How to use with other metrics: complements the bar chart with a shape view. Bulges show where the selected engine is stronger or weaker than peers—then open Competitors and Rankings for that engine to act.

Competitors (KPI tile)
What it is: count of distinct competitors surfaced for the selected model in this run.
How to use with other metrics: higher counts mean a crowded narrative—pair with Market leader and Competitors tab rows to see who actually wins language.

Market leader (KPI tile)
What it is: the competitor name the model treats as default leader in this slice.
How to use with other metrics: compare to Share of Voice leader and Competitors tab—if they disagree, read Mentions for conflicting framing.

Avg position (KPI tile)
What it is: average numeric rank where ordered lists exist for the selected model (lower is better when ranks are 1-based).
How to use with other metrics: combine with Queries w/ position and Rankings tab. Good visibility with poor average position means you are mentioned but not recommended first.

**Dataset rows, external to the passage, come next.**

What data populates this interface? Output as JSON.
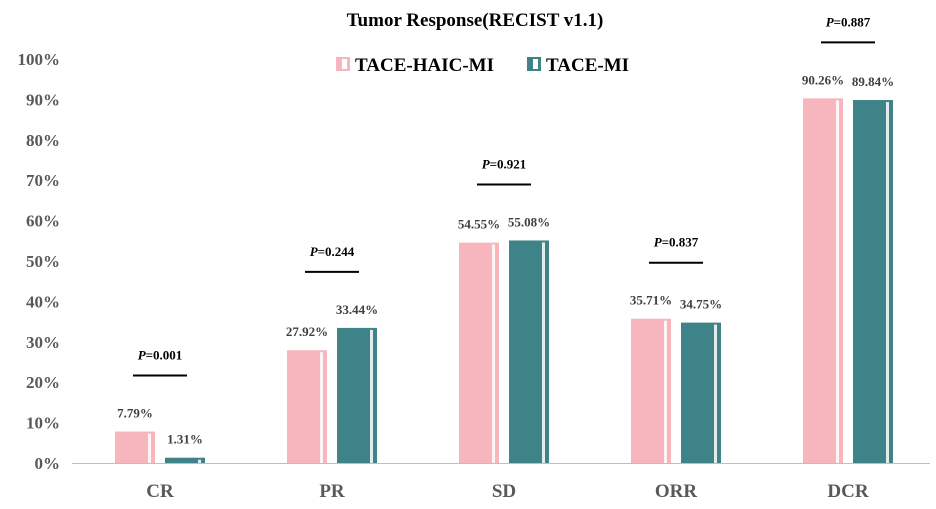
{
  "chart_data": {
    "type": "bar",
    "title": "Tumor Response(RECIST v1.1)",
    "categories": [
      "CR",
      "PR",
      "SD",
      "ORR",
      "DCR"
    ],
    "series": [
      {
        "name": "TACE-HAIC-MI",
        "values": [
          7.79,
          27.92,
          54.55,
          35.71,
          90.26
        ],
        "labels": [
          "7.79%",
          "27.92%",
          "54.55%",
          "35.71%",
          "90.26%"
        ],
        "color": "#f7b6bd"
      },
      {
        "name": "TACE-MI",
        "values": [
          1.31,
          33.44,
          55.08,
          34.75,
          89.84
        ],
        "labels": [
          "1.31%",
          "33.44%",
          "55.08%",
          "34.75%",
          "89.84%"
        ],
        "color": "#3e8388"
      }
    ],
    "p_values": [
      {
        "prefix": "P",
        "value": "=0.001"
      },
      {
        "prefix": "P",
        "value": "=0.244"
      },
      {
        "prefix": "P",
        "value": "=0.921"
      },
      {
        "prefix": "P",
        "value": "=0.837"
      },
      {
        "prefix": "P",
        "value": "=0.887"
      }
    ],
    "y_ticks": [
      "0%",
      "10%",
      "20%",
      "30%",
      "40%",
      "50%",
      "60%",
      "70%",
      "80%",
      "90%",
      "100%"
    ],
    "ylim": [
      0,
      100
    ],
    "grid": false,
    "legend_position": "top-center"
  }
}
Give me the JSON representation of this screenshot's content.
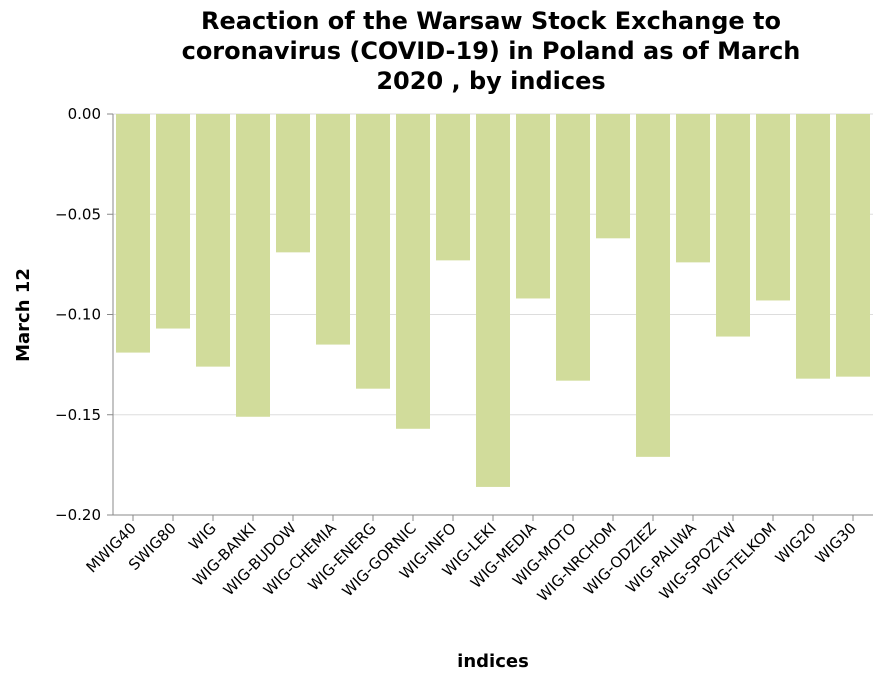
{
  "chart_data": {
    "type": "bar",
    "title": [
      "Reaction of the Warsaw Stock Exchange to",
      "coronavirus (COVID-19) in Poland as of March",
      "2020 , by indices"
    ],
    "xlabel": "indices",
    "ylabel": "March 12",
    "ylim": [
      -0.2,
      0
    ],
    "yticks": [
      "0.00",
      "−0.05",
      "−0.10",
      "−0.15",
      "−0.20"
    ],
    "ytick_values": [
      0,
      -0.05,
      -0.1,
      -0.15,
      -0.2
    ],
    "grid": true,
    "bar_color": "#d1dc9b",
    "categories": [
      "MWIG40",
      "SWIG80",
      "WIG",
      "WIG-BANKI",
      "WIG-BUDOW",
      "WIG-CHEMIA",
      "WIG-ENERG",
      "WIG-GORNIC",
      "WIG-INFO",
      "WIG-LEKI",
      "WIG-MEDIA",
      "WIG-MOTO",
      "WIG-NRCHOM",
      "WIG-ODZIEZ",
      "WIG-PALIWA",
      "WIG-SPOZYW",
      "WIG-TELKOM",
      "WIG20",
      "WIG30"
    ],
    "values": [
      -0.119,
      -0.107,
      -0.126,
      -0.151,
      -0.069,
      -0.115,
      -0.137,
      -0.157,
      -0.073,
      -0.186,
      -0.092,
      -0.133,
      -0.062,
      -0.171,
      -0.074,
      -0.111,
      -0.093,
      -0.132,
      -0.131
    ]
  }
}
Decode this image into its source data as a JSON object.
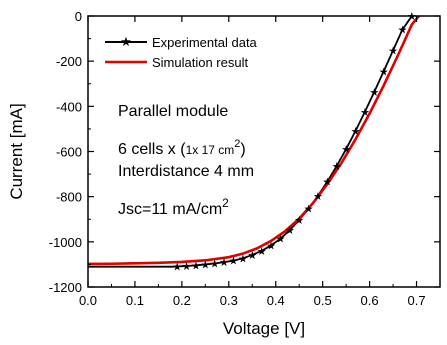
{
  "chart_data": {
    "type": "line",
    "title": "",
    "xlabel": "Voltage [V]",
    "ylabel": "Current [mA]",
    "xlim": [
      0.0,
      0.75
    ],
    "ylim": [
      -1200,
      0
    ],
    "grid": false,
    "legend_position": "top-left",
    "xticks": [
      {
        "v": 0.0,
        "label": "0.0"
      },
      {
        "v": 0.1,
        "label": "0.1"
      },
      {
        "v": 0.2,
        "label": "0.2"
      },
      {
        "v": 0.3,
        "label": "0.3"
      },
      {
        "v": 0.4,
        "label": "0.4"
      },
      {
        "v": 0.5,
        "label": "0.5"
      },
      {
        "v": 0.6,
        "label": "0.6"
      },
      {
        "v": 0.7,
        "label": "0.7"
      }
    ],
    "yticks": [
      {
        "v": 0,
        "label": "0"
      },
      {
        "v": -200,
        "label": "-200"
      },
      {
        "v": -400,
        "label": "-400"
      },
      {
        "v": -600,
        "label": "-600"
      },
      {
        "v": -800,
        "label": "-800"
      },
      {
        "v": -1000,
        "label": "-1000"
      },
      {
        "v": -1200,
        "label": "-1200"
      }
    ],
    "series": [
      {
        "name": "Experimental data",
        "color": "#000000",
        "marker": "star",
        "line_only_x": [
          0.0,
          0.18
        ],
        "line_only_y": [
          -1110,
          -1110
        ],
        "x": [
          0.19,
          0.21,
          0.23,
          0.25,
          0.27,
          0.29,
          0.31,
          0.33,
          0.35,
          0.37,
          0.39,
          0.41,
          0.43,
          0.45,
          0.47,
          0.49,
          0.51,
          0.53,
          0.55,
          0.57,
          0.59,
          0.61,
          0.63,
          0.65,
          0.67,
          0.69
        ],
        "y": [
          -1109,
          -1107,
          -1104,
          -1100,
          -1096,
          -1090,
          -1083,
          -1073,
          -1058,
          -1040,
          -1016,
          -986,
          -948,
          -903,
          -853,
          -796,
          -733,
          -664,
          -589,
          -509,
          -424,
          -336,
          -245,
          -152,
          -60,
          0
        ]
      },
      {
        "name": "Simulation result",
        "color": "#e00000",
        "marker": "none",
        "x": [
          0.0,
          0.05,
          0.1,
          0.15,
          0.2,
          0.25,
          0.3,
          0.33,
          0.36,
          0.39,
          0.42,
          0.45,
          0.48,
          0.51,
          0.54,
          0.57,
          0.6,
          0.63,
          0.66,
          0.69,
          0.705
        ],
        "y": [
          -1098,
          -1097,
          -1095,
          -1093,
          -1089,
          -1082,
          -1068,
          -1052,
          -1029,
          -996,
          -953,
          -897,
          -827,
          -744,
          -651,
          -546,
          -432,
          -308,
          -176,
          -38,
          0
        ]
      }
    ],
    "annotations": {
      "line1": "Parallel module",
      "line2_pre": "6 cells x (",
      "line2_mid": "1x 17 cm",
      "line2_sup": "2",
      "line2_post": ")",
      "line3": "Interdistance 4 mm",
      "line4_pre": "Jsc=11 mA/cm",
      "line4_sup": "2"
    }
  }
}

Queries w/ position (KPI tile)
What it is: how many queries returned an explicit position you can score.
How to use with other metrics: low counts mean ranking metrics are thin—do not overfit strategy to rank until this number is healthy. Cross-check Rankings and Mentions.

Section: Sentiment
What it is: large Positive / Neutral / Negative donut for the overall run.
How to use with other metrics: primary visual for Sentiment Score. If it conflicts with Sentiment mix (brand), remember brand mix is conditional on mentions; headline donut includes all classified answers.

Section: Executive Summary
What it is: narrative summary text; in some layouts plus lightning key insights and Revenue Opportunity Analysis (monthly/annual, capture, missed opportunities, breakdown).
How to use with other metrics: executive story tying cards together—sanity-check dollars against Revenue At Risk and Report-level. Use as the slide deck version; verify claims in Mentions and Competitors.

Section: By model — By Prompt Category
What it is: unique queries grouped under category labels (for example categories aligned with AI Visibility-style prompts vs Competitors-style prompts—exact names come from your configuration). Badges show counts per category; model filter narrows rows.
How to use with other metrics: map thin categories to weak tabs—if “competitors” categories have few queries, competitive insights are under-sampled; add prompts and re-run. Strong categories show where the model evaluated you most—read AI Visibility and Competitors for those themes first.